La gestione delle risorse digitali passa inevitabilmente per la custodia: non è solo un requisito tecnico, ma il fulcro della fiducia operativa.
Su una blockchain la conferma di trasferimento dipende dalla firma associata a una chiave privata, pertanto la perdita o il furto di quella credenziale si traduce in un danno spesso irreversibile. Per questo motivo le organizzazioni devono pensare alla proprietà on-chain non come a un concetto astratto, ma come a una responsabilità concreta che richiede procedure, ridondanze e controlli continui.
In uno scenario in cui i volumi di transazioni on-chain sono considerevoli, i dettagli operativi diventano determinanti: dove vengono generate le chiavi, come sono archiviate, chi può autorizzare una movimentazione e quali sono i percorsi di recupero in caso di incidente. La scelta tra gestire internamente la sicurezza o affidarsi a un fornitore esterno influisce su costi, responsabilità legali e resilienza. In questo articolo analizziamo i modelli di custodia, le tecnologie abilitanti e i criteri che aiutano le organizzazioni a decidere.
Indice dei contenuti:
Modelli di custodia e controllo delle risorse
Esistono tre famiglie di approcci praticabili: la custodia autonoma, la custodia di terzi e i modelli a controllo condiviso. La prima privilegia il controllo diretto: l’organizzazione possiede e conserva le proprie chiavi private in dispositivi offline o wallet hardware. Questo approccio minimizza la dipendenza da terze parti ma aumenta il rischio operativo legato all’errore umano e alla mancanza di procedure di recupero. La seconda opzione trasferisce la gestione a un custode professionale che implementa processi di approvazione e segregazione dei beni. Infine i modelli condivisi combinano le due alternative, distribuendo l’autorità su più soggetti per ridurre il singolo punto di guasto e bilanciare controllo e continuità.
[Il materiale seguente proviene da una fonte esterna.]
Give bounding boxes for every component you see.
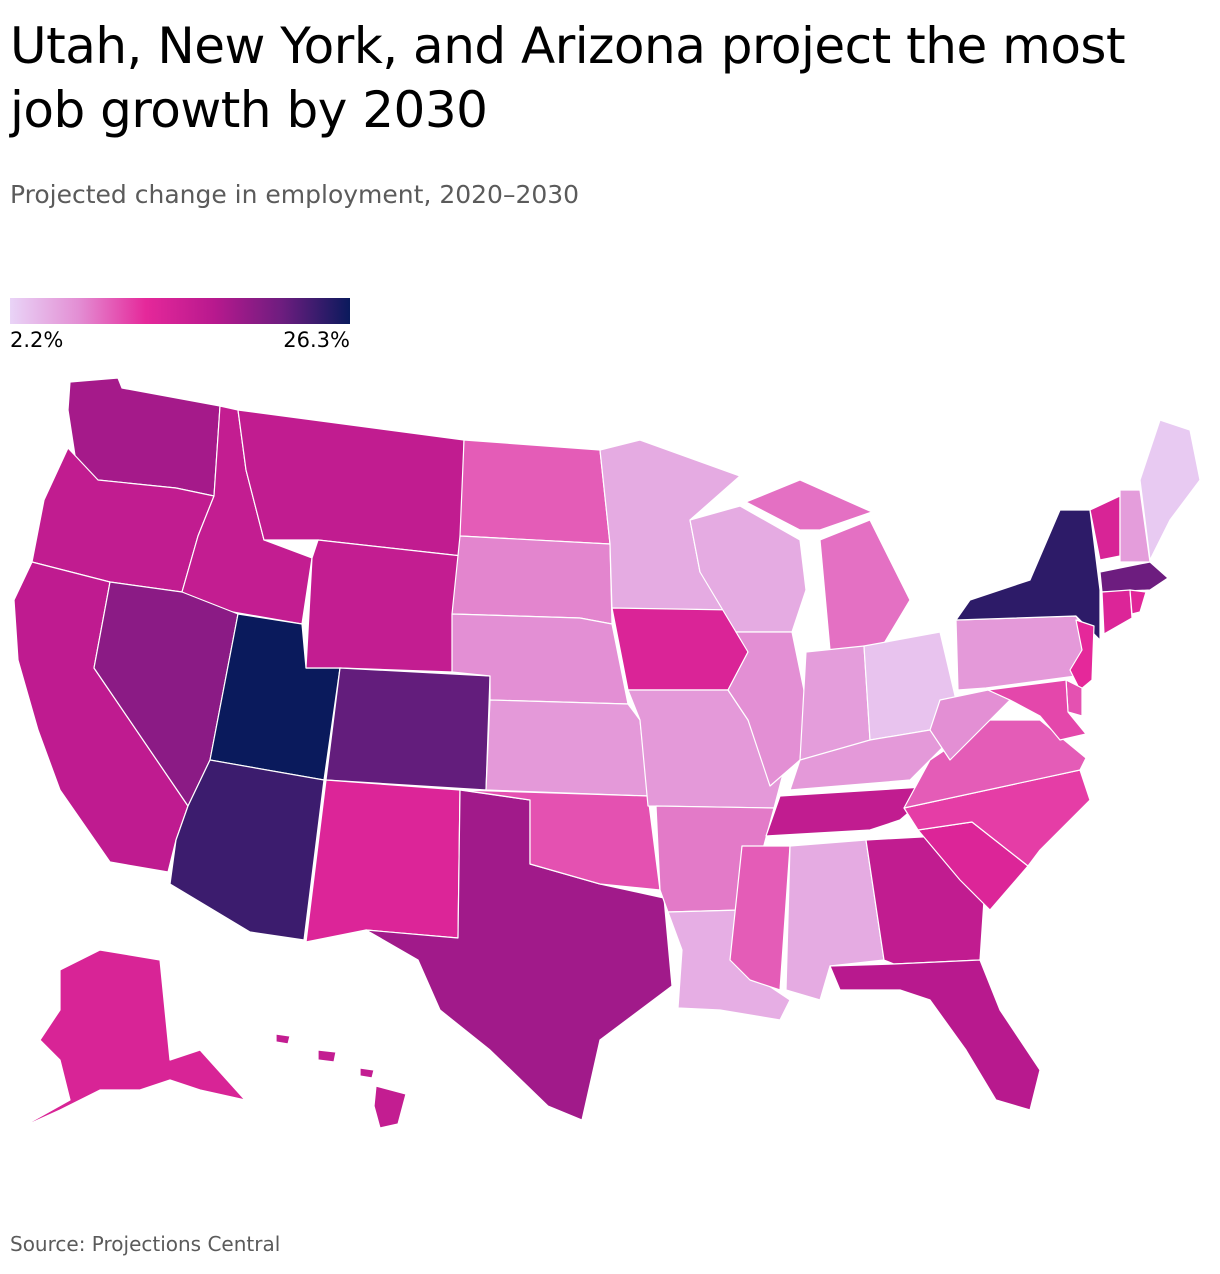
chart-subtitle: Projected change in employment, 2020–203… (10, 180, 580, 209)
legend-min-label: 2.2% (10, 328, 64, 352)
state-nd (459, 439, 611, 545)
state-nc (903, 769, 1091, 867)
state-ak (19, 949, 246, 1129)
state-il (727, 631, 807, 787)
state-fl (829, 959, 1041, 1111)
state-ct (1101, 589, 1133, 635)
color-legend: 2.2% 26.3% (10, 298, 350, 358)
state-md (987, 679, 1087, 741)
state-pa (955, 615, 1091, 691)
state-sd (451, 535, 613, 625)
state-ia (611, 607, 749, 691)
state-ny (955, 509, 1101, 641)
state-ma (1099, 561, 1169, 593)
chart-title: Utah, New York, and Arizona project the … (10, 17, 1126, 139)
source-note: Source: Projections Central (10, 1232, 281, 1256)
state-wy (305, 539, 463, 673)
state-hi (275, 1033, 407, 1129)
state-co (325, 667, 491, 791)
state-nm (305, 779, 461, 943)
state-wi (689, 505, 807, 633)
state-tn (765, 785, 941, 837)
state-ms (729, 845, 791, 991)
state-ri (1129, 589, 1147, 615)
state-ks (485, 699, 649, 797)
us-choropleth-map (13, 377, 1201, 1129)
state-mi (745, 479, 911, 651)
state-me (1139, 419, 1201, 561)
legend-max-label: 26.3% (283, 328, 350, 352)
legend-gradient-bar (10, 298, 350, 324)
state-az (169, 759, 325, 941)
state-mt (237, 409, 465, 557)
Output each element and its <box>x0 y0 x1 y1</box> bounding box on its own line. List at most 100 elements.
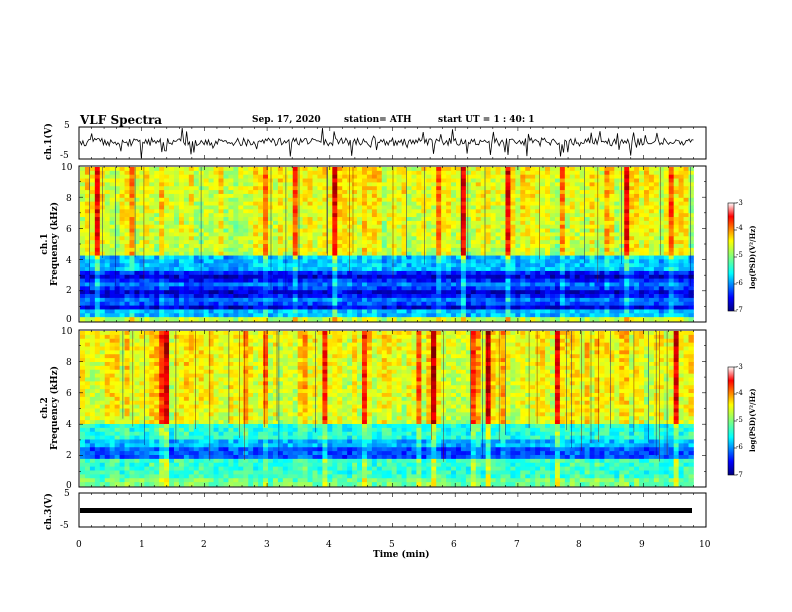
spec1-cell <box>584 259 590 264</box>
spec1-cell <box>174 267 180 272</box>
spec1-cell <box>213 270 219 276</box>
spec1-cell <box>357 186 363 191</box>
spec1-cell <box>579 220 586 226</box>
spec1-cell <box>604 220 610 226</box>
spec1-cell <box>124 259 130 264</box>
spec1-cell <box>648 228 655 233</box>
spec1-cell <box>164 305 170 310</box>
spec1-cell <box>421 213 427 218</box>
spec1-cell <box>520 251 526 256</box>
spec1-cell <box>668 174 675 179</box>
spec1-cell <box>455 294 462 299</box>
spec1-cell <box>198 178 205 183</box>
spec1-cell <box>159 309 165 314</box>
spec1-cell <box>322 232 328 237</box>
spec1-cell <box>426 167 432 172</box>
spec1-cell <box>243 193 249 199</box>
spec1-cell <box>119 251 125 256</box>
spec1-cell <box>94 228 101 233</box>
spec1-cell <box>431 178 437 183</box>
spec1-cell <box>624 259 630 264</box>
spec1-cell <box>144 317 150 322</box>
spec1-cell <box>263 317 269 322</box>
spec1-cell <box>164 190 170 195</box>
spec1-cell <box>406 270 412 276</box>
spec1-cell <box>282 197 289 203</box>
spec1-cell <box>208 294 214 299</box>
spec1-cell <box>243 290 249 295</box>
spec1-cell <box>164 274 170 280</box>
spec1-cell <box>411 259 417 264</box>
spec1-cell <box>327 182 333 187</box>
spec1-cell <box>129 244 135 249</box>
spec1-cell <box>119 267 125 272</box>
spec1-cell <box>124 167 130 172</box>
spec1-cell <box>317 294 323 299</box>
spec1-cell <box>614 305 620 310</box>
spec1-cell <box>322 240 328 245</box>
spec1-cell <box>683 220 689 226</box>
spec1-cell <box>470 294 477 299</box>
spec1-cell <box>337 247 343 253</box>
spec1-cell <box>312 240 318 245</box>
spec1-cell <box>436 282 442 287</box>
spec1-cell <box>178 174 185 179</box>
spec1-cell <box>629 305 635 310</box>
spec1-cell <box>386 201 393 206</box>
spec1-cell <box>327 201 333 206</box>
spec1-cell <box>80 247 86 253</box>
spec1-cell <box>549 301 556 306</box>
spec1-cell <box>460 182 467 187</box>
spec1-cell <box>609 232 615 237</box>
spec1-cell <box>629 267 635 272</box>
spec1-cell <box>559 167 566 172</box>
spec1-cell <box>169 224 175 229</box>
spec1-cell <box>446 197 452 203</box>
spec1-cell <box>406 278 412 283</box>
spec1-cell <box>317 197 323 203</box>
spec1-cell <box>569 190 576 195</box>
spec1-cell <box>688 232 694 237</box>
spec1-cell <box>376 282 383 287</box>
spec1-cell <box>629 201 635 206</box>
spec1-cell <box>559 174 566 179</box>
spec1-cell <box>238 263 244 268</box>
spec1-cell <box>361 232 368 237</box>
spec1-cell <box>361 190 368 195</box>
spec1-cell <box>609 240 615 245</box>
spec1-cell <box>525 244 531 249</box>
spec1-cell <box>678 263 684 268</box>
spec1-cell <box>248 174 254 179</box>
spec1-cell <box>584 190 590 195</box>
spec1-cell <box>604 282 610 287</box>
spec1-cell <box>352 297 358 303</box>
spec1-cell <box>228 236 234 241</box>
spec1-cell <box>426 178 432 183</box>
spec1-cell <box>495 205 501 210</box>
spec1-cell <box>431 201 437 206</box>
spec1-cell <box>357 301 363 306</box>
spec1-cell <box>653 278 660 283</box>
spec1-cell <box>589 294 595 299</box>
spec1-cell <box>243 282 249 287</box>
spec1-cell <box>411 213 417 218</box>
spec1-cell <box>114 240 120 245</box>
spec1-cell <box>411 174 417 179</box>
spec1-cell <box>604 278 610 283</box>
spec1-cell <box>436 270 442 276</box>
spec1-cell <box>525 247 531 253</box>
spec1-cell <box>411 267 417 272</box>
spec1-cell <box>648 251 655 256</box>
spec1-cell <box>233 197 239 203</box>
spec1-cell <box>144 282 150 287</box>
spec1-cell <box>554 313 561 318</box>
spec1-cell <box>228 209 234 214</box>
spec1-cell <box>574 205 581 210</box>
spec1-cell <box>94 286 101 291</box>
spec1-cell <box>104 309 111 314</box>
spec1-cell <box>643 286 650 291</box>
spec1-cell <box>104 251 111 256</box>
spec1-cell <box>455 309 462 314</box>
spec1-cell <box>579 209 586 214</box>
spec1-cell <box>258 309 264 314</box>
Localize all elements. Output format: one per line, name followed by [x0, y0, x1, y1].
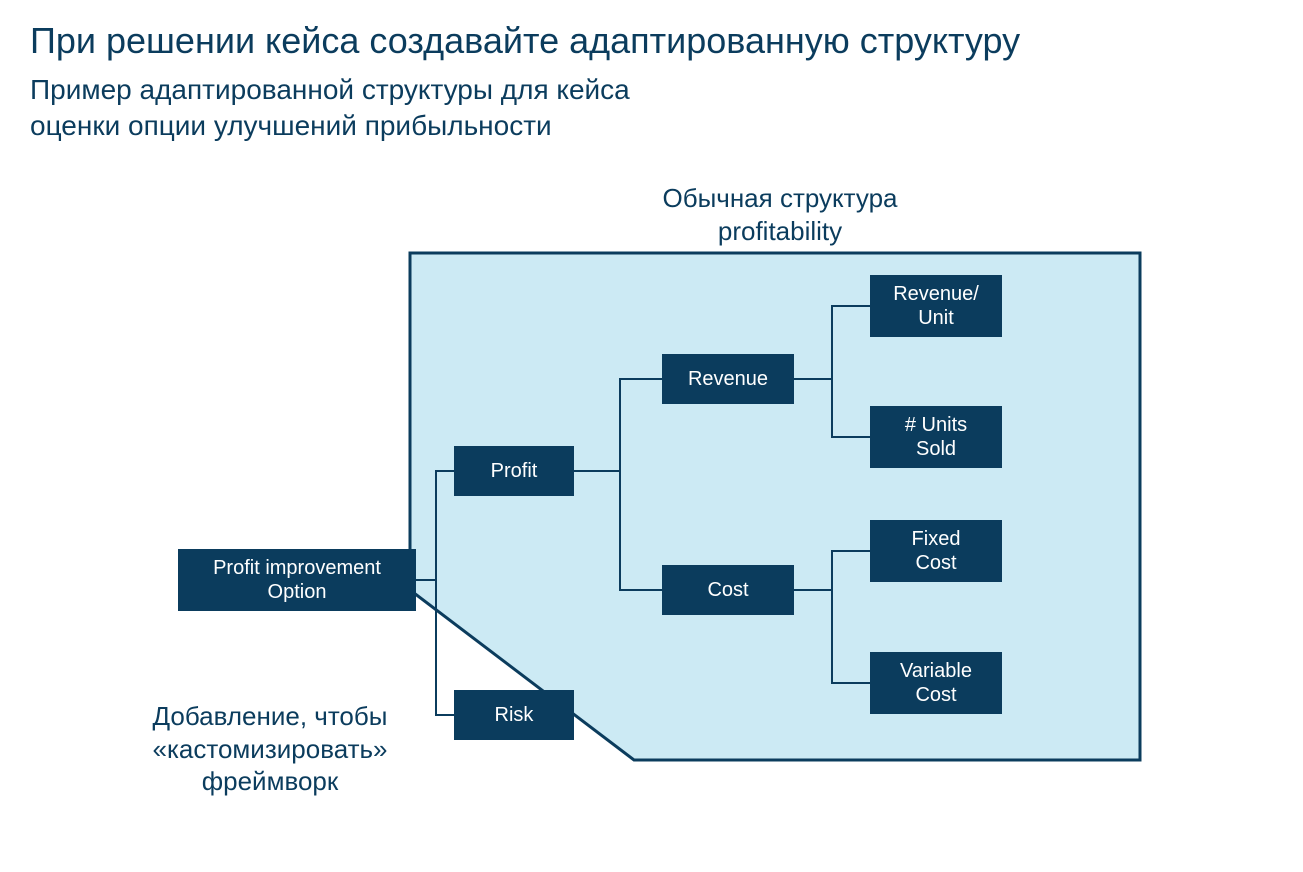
- region-label-line2: profitability: [718, 216, 842, 246]
- annotation-line2: «кастомизировать»: [152, 734, 387, 764]
- node-root-label: Profit improvement Option: [213, 556, 381, 604]
- node-profit: Profit: [454, 446, 574, 496]
- region-label: Обычная структура profitability: [560, 182, 1000, 247]
- connector-5: [794, 379, 870, 437]
- customize-annotation: Добавление, чтобы «кастомизировать» фрей…: [120, 700, 420, 798]
- node-revenue-per-unit: Revenue/ Unit: [870, 275, 1002, 337]
- connector-6: [794, 551, 870, 590]
- connectors-group: [416, 306, 870, 715]
- node-fixed-cost-label: Fixed Cost: [912, 527, 961, 575]
- node-root: Profit improvement Option: [178, 549, 416, 611]
- node-cost: Cost: [662, 565, 794, 615]
- subtitle-line1: Пример адаптированной структуры для кейс…: [30, 74, 630, 105]
- connector-1: [416, 580, 454, 715]
- annotation-line3: фреймворк: [202, 766, 339, 796]
- annotation-line1: Добавление, чтобы: [153, 701, 388, 731]
- connector-2: [574, 379, 662, 471]
- node-variable-cost-label: Variable Cost: [900, 659, 972, 707]
- connector-4: [794, 306, 870, 379]
- page-title: При решении кейса создавайте адаптирован…: [30, 20, 1020, 62]
- subtitle-line2: оценки опции улучшений прибыльности: [30, 110, 552, 141]
- node-risk: Risk: [454, 690, 574, 740]
- connector-7: [794, 590, 870, 683]
- region-label-line1: Обычная структура: [662, 183, 897, 213]
- node-variable-cost: Variable Cost: [870, 652, 1002, 714]
- node-revenue: Revenue: [662, 354, 794, 404]
- node-units-sold-label: # Units Sold: [905, 413, 967, 461]
- connector-0: [416, 471, 454, 580]
- page-subtitle: Пример адаптированной структуры для кейс…: [30, 72, 630, 145]
- node-units-sold: # Units Sold: [870, 406, 1002, 468]
- node-fixed-cost: Fixed Cost: [870, 520, 1002, 582]
- connector-3: [574, 471, 662, 590]
- profitability-region-polygon: [410, 253, 1140, 760]
- node-revenue-per-unit-label: Revenue/ Unit: [893, 282, 979, 330]
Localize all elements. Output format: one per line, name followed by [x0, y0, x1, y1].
Custodia autonoma: vantaggi e limiti
Chi sceglie la custodia autonoma punta alla massima sovranità operativa: le chiavi vengono spesso generate in wallet hardware o in ambienti air-gapped e i backup sono conservati in posizioni multiple. Tuttavia, senza processi rigorosi, anche la perdita di una frase seed o il danneggiamento di un dispositivo può rendere gli asset inaccessibili per sempre. Le aziende devono mettere in campo procedure documentate, formazione del personale e ridondanza fisica per evitare che il controllo totale si trasformi in un rischio critico.
Custodia di terzi e modelli ibridi
I fornitori professionali offrono infrastrutture che includono HSM, misure di segregazione dei clienti, limiti ai prelievi e processi di autorizzazione multilivello. Questo sposta la responsabilità operativa verso il custode ma richiede fiducia nelle pratiche di quel soggetto e nella sua capacità di rispettare la conformità normativa. I modelli ibridi, come le soluzioni multisig o basate su MPC, permettono di combinare una chiave detenuta dal cliente con una chiave detenuta dal custode o da altri partner, consentendo sia la disponibilità che la supervisione.
Tecnologie e pratiche operative per mantenere le chiavi sicure
Le tecnologie sono il supporto pratico della politica di custodia. La classificazione in archiviazione fredda, archiviazione tiepida e archiviazione calda aiuta a bilanciare rischio ed efficienza: le riserve a lungo termine restano offline in ambienti protetti, mentre porzioni limitate dei saldi sono mantenute online per i flussi in tempo reale. I moduli di sicurezza hardware (HSM) isolano il materiale crittografico impedendone l’estrazione fisica, mentre i wallet multisig e le soluzioni MPC distribuiscono l’autorità di firma evitando che una singola entità possieda la chiave completa. Accanto all’hardware, le prassi operative come l’autenticazione a più fattori, le revisioni periodiche e i piani di continuità sono indispensabili.
Come scegliere la soluzione di custodia più adatta
La decisione dipende da tre variabili principali: il profilo d’uso degli asset, la tolleranza al rischio e le esigenze di conformità. Un desk di trading che esegue transazioni frequenti avrà bisogno di una maggiore porzione di archiviazione calda e di procedure di approvazione rapide, mentre una tesoreria aziendale con riserve a lungo termine prediligerà l’uso di archiviazione fredda e processi strutturati di recupero. Valutare le pratiche di generazione delle chiavi, i report di audit del fornitore, le coperture assicurative e la capacità di migrarne l’architettura senza esporre i fondi sono elementi chiave per una scelta sostenibile.
In conclusione, la protezione degli asset digitali richiede una visione che coniughi tecnologia, governance e resilienza operativa: una soluzione efficace non elimina completamente i rischi, ma li riduce a livelli gestibili attraverso controlli solidi, backup ridondanti e scelte architetturali coerenti con il modello di business.